Atatürk: Bir Milletin Kalbinde Yaşayan Ölümsüz Lider

Her milletin tarihinde bir dönüm noktası vardır; karanlığın içinden ışığa yürüdüğü bir an…Türk milleti için o an, Mustafa Kemal Atatürk’ün sahneye çıktığı andır. Çünkü o, yalnızca bir komutan değil; bir ulusun yeniden doğuşuna öncülük eden bir yürekti.

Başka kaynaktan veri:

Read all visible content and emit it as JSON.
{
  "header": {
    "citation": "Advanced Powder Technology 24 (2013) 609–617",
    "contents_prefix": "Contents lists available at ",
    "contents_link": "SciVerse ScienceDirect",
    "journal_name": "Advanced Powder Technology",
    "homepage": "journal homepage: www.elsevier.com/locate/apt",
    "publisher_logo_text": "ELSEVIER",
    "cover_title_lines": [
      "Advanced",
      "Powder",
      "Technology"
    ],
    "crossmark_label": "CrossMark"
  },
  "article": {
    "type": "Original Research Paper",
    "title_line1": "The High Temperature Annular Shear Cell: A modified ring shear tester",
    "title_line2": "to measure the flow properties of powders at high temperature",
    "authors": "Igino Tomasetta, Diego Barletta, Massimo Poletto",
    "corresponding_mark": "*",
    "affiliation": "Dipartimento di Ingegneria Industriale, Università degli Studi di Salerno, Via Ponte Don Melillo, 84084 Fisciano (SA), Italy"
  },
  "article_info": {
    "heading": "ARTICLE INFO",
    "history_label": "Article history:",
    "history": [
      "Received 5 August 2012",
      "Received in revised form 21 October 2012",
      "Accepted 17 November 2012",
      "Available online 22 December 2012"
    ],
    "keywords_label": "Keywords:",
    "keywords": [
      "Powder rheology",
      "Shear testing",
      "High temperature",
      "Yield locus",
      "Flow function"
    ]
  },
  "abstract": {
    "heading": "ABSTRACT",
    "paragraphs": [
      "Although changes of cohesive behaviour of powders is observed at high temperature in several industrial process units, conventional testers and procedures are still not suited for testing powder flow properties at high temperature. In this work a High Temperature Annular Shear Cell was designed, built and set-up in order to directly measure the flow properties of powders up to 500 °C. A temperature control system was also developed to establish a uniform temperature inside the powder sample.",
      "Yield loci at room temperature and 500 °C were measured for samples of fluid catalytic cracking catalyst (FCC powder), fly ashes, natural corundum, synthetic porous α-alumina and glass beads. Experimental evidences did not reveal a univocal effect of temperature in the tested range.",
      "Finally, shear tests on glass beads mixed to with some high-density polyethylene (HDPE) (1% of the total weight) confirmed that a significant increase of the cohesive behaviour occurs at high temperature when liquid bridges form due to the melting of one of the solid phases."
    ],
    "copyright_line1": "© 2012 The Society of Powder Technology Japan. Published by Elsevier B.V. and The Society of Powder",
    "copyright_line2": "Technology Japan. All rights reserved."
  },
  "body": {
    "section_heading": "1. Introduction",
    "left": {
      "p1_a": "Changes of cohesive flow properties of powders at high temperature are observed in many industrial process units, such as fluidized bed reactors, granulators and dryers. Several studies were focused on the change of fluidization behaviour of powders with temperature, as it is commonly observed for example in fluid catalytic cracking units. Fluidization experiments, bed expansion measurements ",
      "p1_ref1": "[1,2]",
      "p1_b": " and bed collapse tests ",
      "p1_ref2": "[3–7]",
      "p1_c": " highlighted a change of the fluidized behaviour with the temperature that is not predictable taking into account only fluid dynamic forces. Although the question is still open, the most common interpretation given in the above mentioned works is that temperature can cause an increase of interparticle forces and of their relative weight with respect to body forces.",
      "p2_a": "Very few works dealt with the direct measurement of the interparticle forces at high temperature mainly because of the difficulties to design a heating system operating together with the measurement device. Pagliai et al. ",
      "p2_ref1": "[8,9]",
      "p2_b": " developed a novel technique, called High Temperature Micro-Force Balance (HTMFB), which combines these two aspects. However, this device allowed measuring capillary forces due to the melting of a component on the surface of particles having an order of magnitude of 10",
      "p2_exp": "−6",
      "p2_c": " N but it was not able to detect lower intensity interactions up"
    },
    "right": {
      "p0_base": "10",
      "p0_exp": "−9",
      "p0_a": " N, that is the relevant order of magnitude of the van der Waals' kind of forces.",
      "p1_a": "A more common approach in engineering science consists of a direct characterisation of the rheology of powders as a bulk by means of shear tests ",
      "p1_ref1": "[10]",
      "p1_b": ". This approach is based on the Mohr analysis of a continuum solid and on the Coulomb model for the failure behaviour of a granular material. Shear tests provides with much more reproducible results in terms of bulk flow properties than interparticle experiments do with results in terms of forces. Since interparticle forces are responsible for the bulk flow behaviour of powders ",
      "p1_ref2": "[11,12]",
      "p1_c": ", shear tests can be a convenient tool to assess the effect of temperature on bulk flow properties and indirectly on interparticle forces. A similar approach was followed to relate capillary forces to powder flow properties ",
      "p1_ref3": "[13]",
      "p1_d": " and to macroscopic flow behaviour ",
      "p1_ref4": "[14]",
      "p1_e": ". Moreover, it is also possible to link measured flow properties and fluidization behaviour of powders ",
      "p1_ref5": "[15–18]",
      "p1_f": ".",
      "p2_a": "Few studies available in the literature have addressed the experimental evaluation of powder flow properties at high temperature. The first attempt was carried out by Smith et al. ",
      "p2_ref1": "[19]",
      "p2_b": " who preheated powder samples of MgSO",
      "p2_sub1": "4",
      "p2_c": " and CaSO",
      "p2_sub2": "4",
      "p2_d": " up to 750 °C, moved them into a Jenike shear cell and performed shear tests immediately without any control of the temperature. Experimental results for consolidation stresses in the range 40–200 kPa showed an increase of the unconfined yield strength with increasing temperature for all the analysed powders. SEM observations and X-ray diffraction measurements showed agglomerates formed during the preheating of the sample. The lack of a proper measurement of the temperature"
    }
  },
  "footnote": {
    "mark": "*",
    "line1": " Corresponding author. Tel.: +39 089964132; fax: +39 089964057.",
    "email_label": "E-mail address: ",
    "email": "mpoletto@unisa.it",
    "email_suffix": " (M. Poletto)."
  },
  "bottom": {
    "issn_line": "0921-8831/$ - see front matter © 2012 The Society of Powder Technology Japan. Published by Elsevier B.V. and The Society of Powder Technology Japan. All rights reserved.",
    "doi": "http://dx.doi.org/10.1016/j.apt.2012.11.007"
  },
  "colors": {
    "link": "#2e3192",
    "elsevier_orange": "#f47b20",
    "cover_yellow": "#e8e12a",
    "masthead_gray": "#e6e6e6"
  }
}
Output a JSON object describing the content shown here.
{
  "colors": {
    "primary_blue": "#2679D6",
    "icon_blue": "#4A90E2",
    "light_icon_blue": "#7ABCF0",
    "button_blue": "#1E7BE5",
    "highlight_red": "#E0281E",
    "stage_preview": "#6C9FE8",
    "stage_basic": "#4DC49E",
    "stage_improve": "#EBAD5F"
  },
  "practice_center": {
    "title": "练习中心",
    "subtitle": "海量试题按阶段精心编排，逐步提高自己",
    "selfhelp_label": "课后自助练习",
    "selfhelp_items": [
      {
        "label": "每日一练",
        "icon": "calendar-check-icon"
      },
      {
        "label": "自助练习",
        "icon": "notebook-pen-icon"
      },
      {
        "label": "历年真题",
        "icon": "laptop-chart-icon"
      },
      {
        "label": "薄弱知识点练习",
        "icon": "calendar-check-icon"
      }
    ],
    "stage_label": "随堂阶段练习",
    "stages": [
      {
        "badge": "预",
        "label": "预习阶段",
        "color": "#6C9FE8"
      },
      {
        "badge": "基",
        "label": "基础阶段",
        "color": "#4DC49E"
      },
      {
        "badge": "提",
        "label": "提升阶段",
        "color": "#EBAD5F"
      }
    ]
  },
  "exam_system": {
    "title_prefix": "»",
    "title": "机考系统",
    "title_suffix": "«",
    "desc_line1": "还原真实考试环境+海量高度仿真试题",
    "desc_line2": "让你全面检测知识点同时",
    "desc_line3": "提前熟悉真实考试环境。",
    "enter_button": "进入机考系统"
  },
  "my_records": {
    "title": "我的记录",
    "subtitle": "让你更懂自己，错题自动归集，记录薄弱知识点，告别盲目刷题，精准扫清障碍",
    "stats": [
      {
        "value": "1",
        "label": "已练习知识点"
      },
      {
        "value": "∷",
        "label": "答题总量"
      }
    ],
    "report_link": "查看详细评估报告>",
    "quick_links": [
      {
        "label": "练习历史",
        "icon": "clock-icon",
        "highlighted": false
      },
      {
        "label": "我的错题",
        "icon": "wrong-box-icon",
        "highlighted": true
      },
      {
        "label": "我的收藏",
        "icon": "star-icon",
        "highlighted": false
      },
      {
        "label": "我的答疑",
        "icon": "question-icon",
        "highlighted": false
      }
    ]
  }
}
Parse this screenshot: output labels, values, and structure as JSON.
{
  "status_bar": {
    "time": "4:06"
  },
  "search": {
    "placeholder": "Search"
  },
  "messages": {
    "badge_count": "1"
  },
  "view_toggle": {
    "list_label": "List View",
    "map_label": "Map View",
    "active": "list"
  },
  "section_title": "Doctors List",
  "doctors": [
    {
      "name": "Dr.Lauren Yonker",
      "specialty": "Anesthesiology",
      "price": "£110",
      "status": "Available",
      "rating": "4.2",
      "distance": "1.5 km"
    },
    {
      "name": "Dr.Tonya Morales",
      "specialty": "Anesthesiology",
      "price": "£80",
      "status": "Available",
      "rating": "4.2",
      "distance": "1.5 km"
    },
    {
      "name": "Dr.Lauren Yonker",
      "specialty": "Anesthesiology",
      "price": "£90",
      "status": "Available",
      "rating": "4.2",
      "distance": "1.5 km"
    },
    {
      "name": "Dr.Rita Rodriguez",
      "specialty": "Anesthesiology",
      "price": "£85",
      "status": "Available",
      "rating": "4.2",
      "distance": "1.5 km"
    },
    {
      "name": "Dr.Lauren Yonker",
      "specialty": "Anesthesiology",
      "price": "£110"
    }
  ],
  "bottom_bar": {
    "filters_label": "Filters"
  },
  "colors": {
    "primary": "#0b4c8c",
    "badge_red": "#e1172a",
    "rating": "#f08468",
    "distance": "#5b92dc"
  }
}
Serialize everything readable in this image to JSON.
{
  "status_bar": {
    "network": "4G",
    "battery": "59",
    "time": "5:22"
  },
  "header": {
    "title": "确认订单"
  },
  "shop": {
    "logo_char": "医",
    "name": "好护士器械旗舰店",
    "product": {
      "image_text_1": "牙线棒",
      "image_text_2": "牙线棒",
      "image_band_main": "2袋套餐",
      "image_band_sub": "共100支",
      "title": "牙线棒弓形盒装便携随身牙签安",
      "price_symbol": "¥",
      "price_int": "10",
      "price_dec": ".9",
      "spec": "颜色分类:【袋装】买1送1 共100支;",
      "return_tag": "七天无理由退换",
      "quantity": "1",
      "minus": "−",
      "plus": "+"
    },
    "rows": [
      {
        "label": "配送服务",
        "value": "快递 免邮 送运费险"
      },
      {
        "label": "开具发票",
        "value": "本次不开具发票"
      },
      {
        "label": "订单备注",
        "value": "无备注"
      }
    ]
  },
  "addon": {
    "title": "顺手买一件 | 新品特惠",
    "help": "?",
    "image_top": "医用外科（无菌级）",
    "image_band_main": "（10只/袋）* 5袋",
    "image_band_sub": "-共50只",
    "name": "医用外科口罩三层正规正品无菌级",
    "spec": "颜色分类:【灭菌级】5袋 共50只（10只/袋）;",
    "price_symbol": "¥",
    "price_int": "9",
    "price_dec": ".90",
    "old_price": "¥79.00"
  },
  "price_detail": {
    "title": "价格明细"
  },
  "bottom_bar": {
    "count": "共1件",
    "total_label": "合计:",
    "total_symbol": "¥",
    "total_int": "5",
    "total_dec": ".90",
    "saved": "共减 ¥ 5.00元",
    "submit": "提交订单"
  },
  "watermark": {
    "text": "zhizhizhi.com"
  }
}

Atatürk, milletine sadece zafer kazandırmadı; ona umut verdi. Umutsuzlukla yoğrulmuş, yorgun bir halkın kalbine inanç tohumlarını ekti. O, “Bağımsızlık benim karakterimdir” dediğinde aslında bir milletin karakterini tarif ediyordu. Bu söz, sadece bir cümle değil, Anadolu’nun her köyünde yankılanan bir diriliş çağrısıydı.

Bugün çocuklarımızın ellerinde dalgalanan bayraklarda, gençlerin gözlerindeki ışıltıda, kadınların onurlu duruşunda onun izleri vardır. Çünkü Atatürk, bir liderden çok daha fazlasıydı; o, bir halkın ruhuydu. O ruh, ne zamanki zorluklarla karşılaşırız, içimizde yeniden canlanır.

Onu anlamak için sadece tarih kitaplarına bakmak yetmez. Bir köy okulunun duvarında asılı resmine, bir askerin yeminindeki gurura, bir öğretmenin gözlerindeki inanca bakmak gerekir. Çünkü Atatürk, bu milletin kalbine kazınmış bir sevgidir.

Dünya ona hayran kaldı, çünkü o nefretten değil sevgiden doğan bir liderdi. Savaş meydanlarında düşmanına bile saygı gösterdi. Kazandığı zaferleri intikamla değil, insanlıkla taçlandırdı. İşte bu yüzden Atatürk, sadece Türkiye’nin değil, insanlığın da ortak değeridir.

Bu gerçeği en iyi dile getirenlerden biri de Küba Devrimi’nin lideri Fidel Castro olmuştur. Castro, Atatürk için şu sözleri söylemiştir:

“Mustafa Kemal, emperyalizme karşı verdiği mücadeleyle yalnız Türk halkına değil, bütün mazlum uluslara yol göstermiştir. Onun mücadelesi, bizim mücadelemize de ilham olmuştur.”  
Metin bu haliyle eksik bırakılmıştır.